Fracking played a role in 2015 General Election so could play a part in 2017

Chester Labour MP Chris Matheson has clashed with Tory council opposition leader Cllr Lynn Riley over the controversial subject of fracking.

The politically hot issue of fracking has surfaced in a row between Labour and Tory as the General Election approaches.

Labour’s anti-fracking Chester MP Chris Matheson claimed pro-fracking Conservatives ‘ran away’ from a fracking debate knowing it would harm their cause because many communities are strongly opposed.

He says their withdrawal of a ‘call in’ caused a Cheshire West and Chester Council (CWaC) meeting to collapse before it had even begun.

Chester MP Chris Matheson and Cllr Matt Bryan join Upton anti-fracking campaigners outside Manchester County Court in 2015.

But the Tories in turn say their intention was to bolster the CWaC Labour administration’s supplementary planning document (SPD) on fracking.

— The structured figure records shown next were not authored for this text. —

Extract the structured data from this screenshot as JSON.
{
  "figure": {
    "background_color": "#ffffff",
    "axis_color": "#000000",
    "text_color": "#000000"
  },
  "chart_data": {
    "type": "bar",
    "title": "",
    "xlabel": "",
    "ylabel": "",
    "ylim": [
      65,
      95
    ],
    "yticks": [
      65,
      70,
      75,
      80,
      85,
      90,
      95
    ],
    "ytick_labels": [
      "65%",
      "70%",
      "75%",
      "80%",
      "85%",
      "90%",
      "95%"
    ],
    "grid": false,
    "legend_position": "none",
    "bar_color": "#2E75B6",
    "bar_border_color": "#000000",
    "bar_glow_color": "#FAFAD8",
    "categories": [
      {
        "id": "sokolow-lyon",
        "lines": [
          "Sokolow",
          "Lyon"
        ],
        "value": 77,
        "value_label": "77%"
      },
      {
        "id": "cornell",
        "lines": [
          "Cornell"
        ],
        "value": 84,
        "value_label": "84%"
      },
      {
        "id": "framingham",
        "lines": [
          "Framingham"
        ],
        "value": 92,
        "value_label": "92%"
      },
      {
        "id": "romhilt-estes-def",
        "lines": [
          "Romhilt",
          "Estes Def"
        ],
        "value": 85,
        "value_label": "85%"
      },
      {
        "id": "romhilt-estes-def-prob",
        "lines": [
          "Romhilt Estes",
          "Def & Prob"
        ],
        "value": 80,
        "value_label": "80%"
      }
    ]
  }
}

The withdrawal of their call-in was down to legal advice from officers that such a political debate could not take place at the moment because of the impending General Election.

Mr Matheson believes his anti-fracking stance was a factor in his 2015 victory when he won by 93 votes with his hope it will help see him returned to parliament on June 8.

It was no doubt the reason he turned up to speak at CWaC's overview and scrutiny committee on Wednesday (April 26) where the Tories had ‘called in’ the Labour administration’s SPD intended to create a more robust framework that potential fracking companies must follow.

Anti-fracking campaigner Matt Bryan showed Labour's then Chester parliamentary candidate Chris Matheson around the anti-fracking protection camp off Duttons Lane, Upton(Image: David Holmes)

The MP said: “This call-in was designed simply to delay the implementation of the policy or even to sabotage it altogether. Its aim was clear; to derail objections and facilitate fracking here.

“But I believe when they saw me ready to speak, they caved in, ran away from debate and withdrew the objections. So once again it is me and Labour standing up for the community to thwart Tory attempts to frack.”

Tory opposition leader Cllr Lynn Riley said her position on fracking was that she ‘not against anything until it is proven it is not the interests of my residents’ but feels the extra safeguards put forward by the Labour administration could ‘be improved and strengthened’.

She said: “The planned meeting last night could not go ahead because of the purdah rules – in other words the rules that prevent public facilities being used for political purposes close to an election.

Cheshire West and Chester Tory Cllr Lynn Riley

"The Conservative group were there in force, ready for the meeting, and ready to say we support the SPD but it can be improved further, the errors in it corrected, as well as showing how the council can do so much more to take the views of local people fully into account.”

Cllr Riley added: “Any suggestion that the meeting didn’t take place for any other reason is, in my view, disingenuous and no doubt aimed at hiding the hypocrisy at the heart of Labour’s approach to fracking and fracking policy.

"They say they are opposed to fracking, and stood for election saying they would bring in a moratorium only to find it was unlawful for a council to have such a moratorium and any outright opposition to fracking would prevent them from taking part in planning decisions through predetermination.”

The Chronicle has asked CWaC for a comment on behalf of its legal department.